Is It Safe To Take Zyrtec While You're Pregnant?

Any pregnant woman is advised to consult with their physician if they currently take or are thinking about taking Zyrtec tablets, more commonly known as Cetirizine. There are a variety of doctors that do not recommend this particular drug while pregnant due to the fact that long-term effects it can have on the fetus are at this stage is unknown. For this reason various pregnant women prefer to look for alternatives in order to eliminate any risks.

Can You Use Zyrtec When Pregnant?

Women Who Are Pregnant

Zyrtec is classified as a Pregnancy Category B by the well-known FDA (Food and Drug Administration). What this means is that this drug is suggested for use during pregnancy when it is only absolutely necessary or when the advantages far outweigh any risks. In studies conducted on animals, there were no results that showed up any type of harm to an unborn fetus – even when high doses of the drug were used.

However, the studies involving pregnant women are not sufficient enough, which means that any potential risks are still unknown.

A recent study on 39 pregnant women revealed that the exposure to Cetirizine during the stages of the early part of fetal development had no effects on the outcome of these pregnancies. These results also failed to reveal increases in risks related to premature births, spontaneous abortions, stillbirths or birth defects. The majority of the participants were using Zyrtec for the treatment of urticaria and rhinitis. Another observational study conducted in the UK produced similar results. This study involved 20 women whereby 4 of these women chose elective “spontaneous abortions” while the remaining 16 woman gave birth to infants that were perfectly normal.

Despite the fact that the above mentioned findings seem to be reassuring, this is not to say it completely rules out any possibilities of a risk to an infant. In fact studies that are well-controlled are still needed in order to gain a full understanding of the effects associated with Zyrtec (Cetirizine) on the outcome of the pregnancy as well as the infant.

The ACAAI (American College of Allergy, Asthma and Immunology), along with the ACOG (American College of Obstetricians and Gynecologists) advise that there are other antihistamine types which are regarded as a safer option while pregnant. Two of these include Tripelennamine and Chlorpheniramine. The second-generation antihistamines like Loratadine (Claritin) and Cetirizine (Zyrtec) should only be a consideration for patients that are not responding or the patients that are unable to tolerate topical therapies related to the antihistamine. When possible, a drug such as Zyrtec should only be considered for use once the 1st trimester is complete.

Can Zyrtec Be Taken While Breastfeeding?

In the studies conducted on animals, it revealed that Zyrtec were passed into the breast milk. The lack of studies related to humans means that it is not clear whether this drug does makes its way into the breast milk of a breastfeeding mother. However, the consideration of the animal studies and the chemical characteristics of the drug, it is highly likely that this medication will pass into the breast milk. For this reason, manufacturers do not suggest the use of Zyrtec while breastfeeding.

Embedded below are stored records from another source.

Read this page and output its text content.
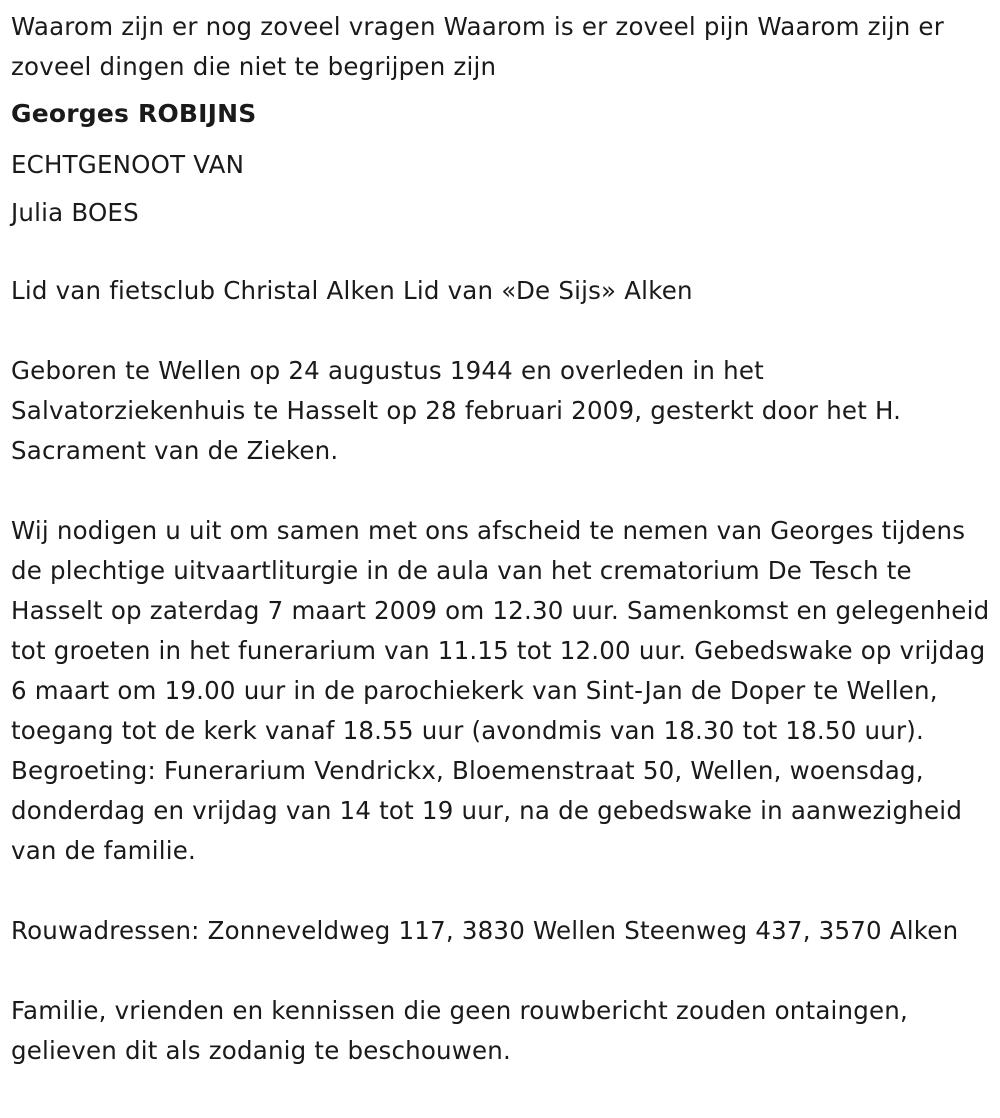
Waarom zijn er nog zoveel vragen Waarom is er zoveel pijn Waarom zijn er zoveel dingen die niet te begrijpen zijn

Georges ROBIJNS

ECHTGENOOT VAN

Julia BOES

Lid van fietsclub Christal Alken Lid van «De Sijs» Alken

Geboren te Wellen op 24 augustus 1944 en overleden in het Salvatorziekenhuis te Hasselt op 28 februari 2009, gesterkt door het H. Sacrament van de Zieken.

Wij nodigen u uit om samen met ons afscheid te nemen van Georges tijdens de plechtige uitvaartliturgie in de aula van het crematorium De Tesch te Hasselt op zaterdag 7 maart 2009 om 12.30 uur. Samenkomst en gelegenheid tot groeten in het funerarium van 11.15 tot 12.00 uur. Gebedswake op vrijdag 6 maart om 19.00 uur in de parochiekerk van Sint-Jan de Doper te Wellen, toegang tot de kerk vanaf 18.55 uur (avondmis van 18.30 tot 18.50 uur). Begroeting: Funerarium Vendrickx, Bloemenstraat 50, Wellen, woensdag, donderdag en vrijdag van 14 tot 19 uur, na de gebedswake in aanwezigheid van de familie.

Rouwadressen: Zonneveldweg 117, 3830 Wellen Steenweg 437, 3570 Alken

Familie, vrienden en kennissen die geen rouwbericht zouden ontaingen, gelieven dit als zodanig te beschouwen.
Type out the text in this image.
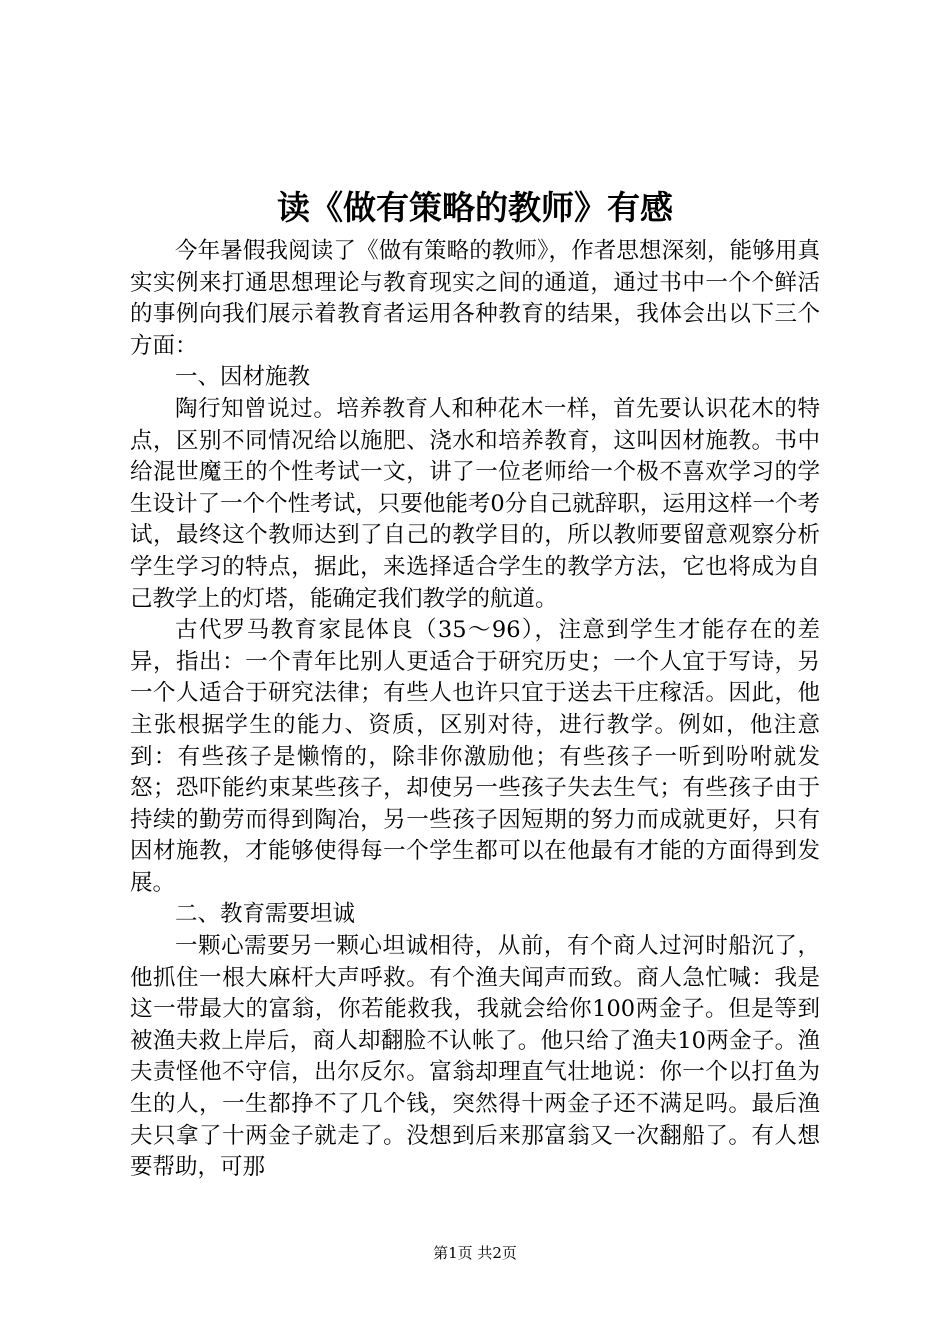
读《做有策略的教师》有感

今年暑假我阅读了《做有策略的教师》，作者思想深刻，能够用真实实例来打通思想理论与教育现实之间的通道，通过书中一个个鲜活的事例向我们展示着教育者运用各种教育的结果，我体会出以下三个方面：

一、因材施教

陶行知曾说过。培养教育人和种花木一样，首先要认识花木的特点，区别不同情况给以施肥、浇水和培养教育，这叫因材施教。书中给混世魔王的个性考试一文，讲了一位老师给一个极不喜欢学习的学生设计了一个个性考试，只要他能考0分自己就辞职，运用这样一个考试，最终这个教师达到了自己的教学目的，所以教师要留意观察分析学生学习的特点，据此，来选择适合学生的教学方法，它也将成为自己教学上的灯塔，能确定我们教学的航道。

古代罗马教育家昆体良（35～96），注意到学生才能存在的差异，指出：一个青年比别人更适合于研究历史；一个人宜于写诗，另一个人适合于研究法律；有些人也许只宜于送去干庄稼活。因此，他主张根据学生的能力、资质，区别对待，进行教学。例如，他注意到：有些孩子是懒惰的，除非你激励他；有些孩子一听到吩咐就发怒；恐吓能约束某些孩子，却使另一些孩子失去生气；有些孩子由于持续的勤劳而得到陶冶，另一些孩子因短期的努力而成就更好，只有因材施教，才能够使得每一个学生都可以在他最有才能的方面得到发展。

二、教育需要坦诚

一颗心需要另一颗心坦诚相待，从前，有个商人过河时船沉了，他抓住一根大麻杆大声呼救。有个渔夫闻声而致。商人急忙喊：我是这一带最大的富翁，你若能救我，我就会给你100两金子。但是等到被渔夫救上岸后，商人却翻脸不认帐了。他只给了渔夫10两金子。渔夫责怪他不守信，出尔反尔。富翁却理直气壮地说：你一个以打鱼为生的人，一生都挣不了几个钱，突然得十两金子还不满足吗。最后渔夫只拿了十两金子就走了。没想到后来那富翁又一次翻船了。有人想要帮助，可那

第1页 共2页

Occasional or lowered doses of Zyrtec in breastfeeding woman is said not to be problematic, but prolonged use and higher doses could possibly lead to side-effects to the child.


Exposure to the drug Zyrtec from breast milk may cause colicky symptoms, irritability and drowsiness. In addition, the higher doses of types of antihistamines have the ability to inhibit prolactin that is vital in the process of forming breast milk.

In cases where antihistamines have to be used during breastfeeding, the BSACI (British Society and Clinical Immunology) suggests the lowest dose possible. In addition, there are various similar drugs which are not as likely to cause any side effects to the baby. These include Claritin, Allegra and Clarinex.

Allergy Medication

For the women who do not have bad symptoms, a physician can suggest other types of treatments. This may include relying on saline nasal-sprays or allergy-proofing the home. However, if the allergy symptoms are a significant issue such as disrupting the pregnant woman’s sleep or maybe finding it hard to breathe, the medication is usually a better choice for the health of the pregnant woman and her baby. For women that suffer from allergic-asthma, the medications need to be taken as they have been prescribed. Asthma that is not treated while pregnant can lead to serious issues during a pregnancy.

Is It Safe?

For a woman who is planning on falling pregnant or is already expecting a baby, it is always best to talk to a physician about any medications they may be taking including the types that do not require a prescription. During the 1st trimester of pregnancy, it is not advisable to take any decongestants through the mouth. These may increase the chances of birth defects. It is also advisable to be aware of decongestants that have been combined with antihistamines. This is because there is to date far too little evidence on how safe they are.



The general consensus on oral antihistamines is that drugs such as Loratadine, Allegra, Benadryl, Chlor-Trimeton and Zyrtec are all regarded as relatively safe. In addition nasal sprays such as Rhinocort, Nasalcrom and Cromolyn are also said to be a better option as the drug targets the nose area and does not travel through the body.